Durante el discurso, Gabbard optó por no leer un párrafo del texto preparado en el que se afirmaba que “el programa de enriquecimiento nuclear de Irán fue destruido” en los bombardeos de la guerra de los 12 días y que “no ha habido esfuerzos desde entonces” por parte de Teherán para “intentar reconstruir” dichas capacidades, según ha informado Bloomberg.
En lugar de esa parte, la directora se reafirmó en la evaluación de que Irán trata de recomponerse tras los daños sufridos. “Antes de la operación ‘Furia Épica’, la Comunidad de Inteligencia de Estados Unidos (IC), estima que Irán trataba de recuperarse de los graves daños sufridos en su infraestructura nuclear durante la guerra de los 12 días y continuó negándose a cumplir con sus obligaciones nucleares con el OIEA, negándoles el acceso a instalaciones clave”, ha manifestado.
Ante esta omisión, el senador demócrata por Virginia, Mark Warner, ha interpelado directamente a Gabbard por no haber leído ese fragmento. “Ha omitido ese párrafo de su declaración oral. ¿Es porque el presidente (Donald Trump) dijo que había una amenaza inminente?”, ha planteado el legislador. La directora ha respondido que decidió saltarse algunas secciones de su intervención por cuestiones de tiempo.

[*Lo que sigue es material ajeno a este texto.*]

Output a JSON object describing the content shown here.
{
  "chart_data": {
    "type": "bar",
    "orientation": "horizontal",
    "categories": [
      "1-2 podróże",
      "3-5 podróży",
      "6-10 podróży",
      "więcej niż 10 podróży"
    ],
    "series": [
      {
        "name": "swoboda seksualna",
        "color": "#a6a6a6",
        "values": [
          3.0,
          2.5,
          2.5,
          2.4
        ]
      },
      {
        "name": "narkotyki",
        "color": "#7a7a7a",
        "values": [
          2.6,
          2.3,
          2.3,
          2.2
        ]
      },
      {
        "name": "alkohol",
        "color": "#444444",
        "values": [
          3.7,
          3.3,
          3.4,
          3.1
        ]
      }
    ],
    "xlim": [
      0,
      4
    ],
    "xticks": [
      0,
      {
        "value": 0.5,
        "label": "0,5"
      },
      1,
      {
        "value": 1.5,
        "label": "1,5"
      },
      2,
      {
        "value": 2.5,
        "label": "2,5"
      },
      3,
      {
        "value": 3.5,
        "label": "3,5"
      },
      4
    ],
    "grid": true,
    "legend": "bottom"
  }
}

La comparecencia de Gabbard llega después de la dimisión del exdirector del Centro Nacional de Contraterrorismo de Estados Unidos, Joe Kent, quien abandonó el cargo por sus desacuerdos con la Administración de Donald Trump respecto a la guerra en Irán, un enfrentamiento que considera injustificado y que atribuye a “la presión de Israel y su influyente lobby en Estados Unidos”.
“No puedo, en conciencia, apoyar la guerra en curso en Irán. Irán no representaba una amenaza inminente para nuestra nación”, afirmó Kent al anunciar su renuncia, poniendo en duda las afirmaciones de Trump de que Teherán planeaba atacar previamente a Estados Unidos.